The primary impact of CVE-2025-14065 is the unauthorized disclosure of sensitive customer PII stored within the Simple Bike Rental plugin. This can lead to privacy violations, identity theft risks, and reputational damage for affected organizations. Since the vulnerability allows any authenticated user, including those with minimal privileges, to access all booking data, insider threats or compromised low-privilege accounts can easily exploit it. Organizations may face legal and regulatory consequences under data protection laws such as GDPR, CCPA, or similar frameworks due to the exposure of personal data. Although the vulnerability does not affect system integrity or availability, the confidentiality breach alone can erode customer trust and result in financial penalties. The scope is limited to websites using this specific plugin, but given WordPress's widespread adoption, the potential number of affected sites is significant. Attackers could use the stolen data for phishing, social engineering, or further targeted attacks against customers or the organization.
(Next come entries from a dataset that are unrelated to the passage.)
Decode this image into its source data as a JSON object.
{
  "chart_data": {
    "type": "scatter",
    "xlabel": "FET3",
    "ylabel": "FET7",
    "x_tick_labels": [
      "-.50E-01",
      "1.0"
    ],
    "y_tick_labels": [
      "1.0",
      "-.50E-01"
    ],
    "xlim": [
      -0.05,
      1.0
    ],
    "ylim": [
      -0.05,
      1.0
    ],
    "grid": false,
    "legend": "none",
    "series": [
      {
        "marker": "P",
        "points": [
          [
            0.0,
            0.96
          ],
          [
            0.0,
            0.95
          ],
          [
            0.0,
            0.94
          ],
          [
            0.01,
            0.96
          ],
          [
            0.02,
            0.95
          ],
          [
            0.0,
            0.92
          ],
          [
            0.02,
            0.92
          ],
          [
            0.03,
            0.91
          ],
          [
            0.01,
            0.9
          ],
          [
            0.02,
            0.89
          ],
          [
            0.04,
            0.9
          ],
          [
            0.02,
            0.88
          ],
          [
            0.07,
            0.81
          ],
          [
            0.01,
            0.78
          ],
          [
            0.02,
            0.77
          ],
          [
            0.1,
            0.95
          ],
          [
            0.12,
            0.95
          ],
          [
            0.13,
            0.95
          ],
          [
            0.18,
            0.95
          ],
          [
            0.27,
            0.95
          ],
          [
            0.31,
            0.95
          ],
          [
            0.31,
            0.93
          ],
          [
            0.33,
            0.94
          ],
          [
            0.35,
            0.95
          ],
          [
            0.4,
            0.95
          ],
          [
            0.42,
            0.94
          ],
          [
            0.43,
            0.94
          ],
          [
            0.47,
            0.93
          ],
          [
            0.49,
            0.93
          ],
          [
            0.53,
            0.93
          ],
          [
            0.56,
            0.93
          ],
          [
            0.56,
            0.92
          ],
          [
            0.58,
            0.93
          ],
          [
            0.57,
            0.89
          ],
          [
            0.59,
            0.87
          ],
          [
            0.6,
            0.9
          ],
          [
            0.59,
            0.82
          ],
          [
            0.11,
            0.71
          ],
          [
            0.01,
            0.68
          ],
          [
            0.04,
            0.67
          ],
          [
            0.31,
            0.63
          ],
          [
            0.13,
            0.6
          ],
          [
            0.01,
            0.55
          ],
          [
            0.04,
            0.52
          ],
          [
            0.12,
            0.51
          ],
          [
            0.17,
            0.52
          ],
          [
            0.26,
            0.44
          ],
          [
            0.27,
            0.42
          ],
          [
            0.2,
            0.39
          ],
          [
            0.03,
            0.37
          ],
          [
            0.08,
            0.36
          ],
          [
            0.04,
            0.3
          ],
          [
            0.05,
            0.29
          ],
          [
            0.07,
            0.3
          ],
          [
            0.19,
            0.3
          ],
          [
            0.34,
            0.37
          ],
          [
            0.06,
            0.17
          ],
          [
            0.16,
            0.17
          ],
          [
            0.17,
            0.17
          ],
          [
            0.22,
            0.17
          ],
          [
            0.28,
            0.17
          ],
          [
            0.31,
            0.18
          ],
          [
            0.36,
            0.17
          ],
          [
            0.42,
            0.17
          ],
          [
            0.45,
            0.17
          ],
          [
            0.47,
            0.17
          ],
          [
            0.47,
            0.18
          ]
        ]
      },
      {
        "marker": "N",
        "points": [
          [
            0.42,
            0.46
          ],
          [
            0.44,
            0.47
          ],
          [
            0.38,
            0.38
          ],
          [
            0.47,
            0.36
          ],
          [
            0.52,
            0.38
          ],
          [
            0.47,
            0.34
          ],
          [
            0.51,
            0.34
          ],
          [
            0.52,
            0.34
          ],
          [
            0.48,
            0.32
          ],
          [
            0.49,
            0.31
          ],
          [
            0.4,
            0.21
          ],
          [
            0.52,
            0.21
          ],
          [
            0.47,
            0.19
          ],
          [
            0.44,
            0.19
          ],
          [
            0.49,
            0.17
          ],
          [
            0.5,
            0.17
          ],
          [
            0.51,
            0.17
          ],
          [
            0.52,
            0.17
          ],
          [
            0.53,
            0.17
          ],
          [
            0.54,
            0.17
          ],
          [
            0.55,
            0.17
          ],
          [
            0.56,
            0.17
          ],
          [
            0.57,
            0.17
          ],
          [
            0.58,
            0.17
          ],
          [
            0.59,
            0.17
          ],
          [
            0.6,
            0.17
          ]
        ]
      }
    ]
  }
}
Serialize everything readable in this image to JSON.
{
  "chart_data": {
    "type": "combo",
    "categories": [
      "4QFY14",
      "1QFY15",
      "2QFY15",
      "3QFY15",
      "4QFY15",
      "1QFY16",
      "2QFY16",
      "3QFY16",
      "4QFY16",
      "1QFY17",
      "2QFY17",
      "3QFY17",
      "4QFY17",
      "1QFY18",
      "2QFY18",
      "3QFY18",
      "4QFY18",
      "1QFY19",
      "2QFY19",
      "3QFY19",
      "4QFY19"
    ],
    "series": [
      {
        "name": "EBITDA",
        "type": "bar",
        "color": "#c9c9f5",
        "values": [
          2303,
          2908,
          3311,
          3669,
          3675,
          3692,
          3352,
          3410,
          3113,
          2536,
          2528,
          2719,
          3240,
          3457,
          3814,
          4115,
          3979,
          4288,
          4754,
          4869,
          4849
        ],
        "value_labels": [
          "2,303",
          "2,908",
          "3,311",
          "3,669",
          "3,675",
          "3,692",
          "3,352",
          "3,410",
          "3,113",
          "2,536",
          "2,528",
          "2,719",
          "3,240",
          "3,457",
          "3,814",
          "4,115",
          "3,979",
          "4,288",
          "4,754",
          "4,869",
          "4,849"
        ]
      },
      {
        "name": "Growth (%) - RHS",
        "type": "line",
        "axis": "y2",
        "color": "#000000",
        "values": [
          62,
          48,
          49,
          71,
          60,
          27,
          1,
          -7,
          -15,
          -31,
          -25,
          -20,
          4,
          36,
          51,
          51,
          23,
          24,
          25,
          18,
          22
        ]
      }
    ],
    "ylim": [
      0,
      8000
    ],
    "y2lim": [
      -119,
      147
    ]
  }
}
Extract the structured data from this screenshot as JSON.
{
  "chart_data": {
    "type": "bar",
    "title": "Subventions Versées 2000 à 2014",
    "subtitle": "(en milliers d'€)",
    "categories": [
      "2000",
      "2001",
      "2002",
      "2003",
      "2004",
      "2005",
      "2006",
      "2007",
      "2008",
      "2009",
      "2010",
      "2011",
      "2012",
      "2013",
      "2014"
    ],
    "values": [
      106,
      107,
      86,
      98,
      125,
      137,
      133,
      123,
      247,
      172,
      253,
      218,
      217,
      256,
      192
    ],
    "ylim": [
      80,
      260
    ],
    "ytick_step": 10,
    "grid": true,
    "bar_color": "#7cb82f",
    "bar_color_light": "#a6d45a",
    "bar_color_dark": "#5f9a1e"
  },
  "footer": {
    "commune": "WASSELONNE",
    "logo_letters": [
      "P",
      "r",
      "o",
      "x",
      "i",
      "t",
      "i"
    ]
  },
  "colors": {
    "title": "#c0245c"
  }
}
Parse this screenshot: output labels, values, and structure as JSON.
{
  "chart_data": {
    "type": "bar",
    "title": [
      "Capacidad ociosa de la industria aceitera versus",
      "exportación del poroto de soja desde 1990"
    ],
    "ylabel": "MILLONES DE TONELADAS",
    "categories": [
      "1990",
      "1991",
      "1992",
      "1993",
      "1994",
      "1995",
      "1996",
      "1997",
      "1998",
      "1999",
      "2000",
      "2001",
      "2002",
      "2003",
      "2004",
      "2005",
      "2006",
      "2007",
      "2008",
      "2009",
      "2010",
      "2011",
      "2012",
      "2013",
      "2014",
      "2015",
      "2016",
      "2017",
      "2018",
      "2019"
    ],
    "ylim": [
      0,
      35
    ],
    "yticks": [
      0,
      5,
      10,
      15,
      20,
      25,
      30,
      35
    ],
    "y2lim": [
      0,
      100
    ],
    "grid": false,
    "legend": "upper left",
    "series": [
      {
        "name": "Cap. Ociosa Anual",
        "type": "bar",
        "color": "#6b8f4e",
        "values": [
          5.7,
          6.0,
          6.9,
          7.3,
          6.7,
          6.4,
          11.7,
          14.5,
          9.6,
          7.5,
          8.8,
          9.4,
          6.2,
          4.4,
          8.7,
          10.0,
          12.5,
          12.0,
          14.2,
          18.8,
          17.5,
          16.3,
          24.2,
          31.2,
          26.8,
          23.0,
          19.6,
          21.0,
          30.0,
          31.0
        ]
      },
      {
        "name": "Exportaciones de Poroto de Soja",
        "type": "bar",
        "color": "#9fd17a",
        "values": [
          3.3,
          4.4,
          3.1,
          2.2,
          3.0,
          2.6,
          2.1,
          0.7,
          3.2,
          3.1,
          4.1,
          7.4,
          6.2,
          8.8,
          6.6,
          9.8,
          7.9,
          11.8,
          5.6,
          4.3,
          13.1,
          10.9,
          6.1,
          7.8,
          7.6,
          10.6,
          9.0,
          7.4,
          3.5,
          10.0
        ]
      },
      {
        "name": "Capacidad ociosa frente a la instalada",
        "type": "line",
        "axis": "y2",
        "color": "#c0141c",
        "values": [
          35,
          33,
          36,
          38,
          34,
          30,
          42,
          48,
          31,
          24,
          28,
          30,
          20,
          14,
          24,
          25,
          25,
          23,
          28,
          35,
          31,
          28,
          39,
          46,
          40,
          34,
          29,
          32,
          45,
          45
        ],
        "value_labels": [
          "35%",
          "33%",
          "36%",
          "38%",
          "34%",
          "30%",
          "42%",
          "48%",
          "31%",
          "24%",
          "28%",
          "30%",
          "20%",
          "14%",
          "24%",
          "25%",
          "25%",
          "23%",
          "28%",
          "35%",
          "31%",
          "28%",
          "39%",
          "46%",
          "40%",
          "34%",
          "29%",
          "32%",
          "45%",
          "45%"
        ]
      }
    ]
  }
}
To mitigate CVE-2025-14065, organizations should immediately verify if they use the Simple Bike Rental plugin version 1.0.6 or earlier. If so, they should restrict access to the plugin's booking data by implementing custom capability checks on the 'simpbire_carica_prenotazioni' AJAX action, ensuring only authorized roles (e.g., administrators or trusted staff) can invoke it. Until an official patch is released, consider disabling the plugin or the vulnerable AJAX endpoint if feasible. Monitoring user accounts for suspicious activity, especially those with Subscriber-level access, can help detect exploitation attempts. Additionally, organizations should review and minimize the number of users with authenticated access to the WordPress backend. Regular backups and logging of access to sensitive data can aid in incident response. Once the vendor releases a patch, apply it promptly. Finally, educate staff about the risks of unauthorized data access and enforce strong authentication controls to reduce the risk of account compromise.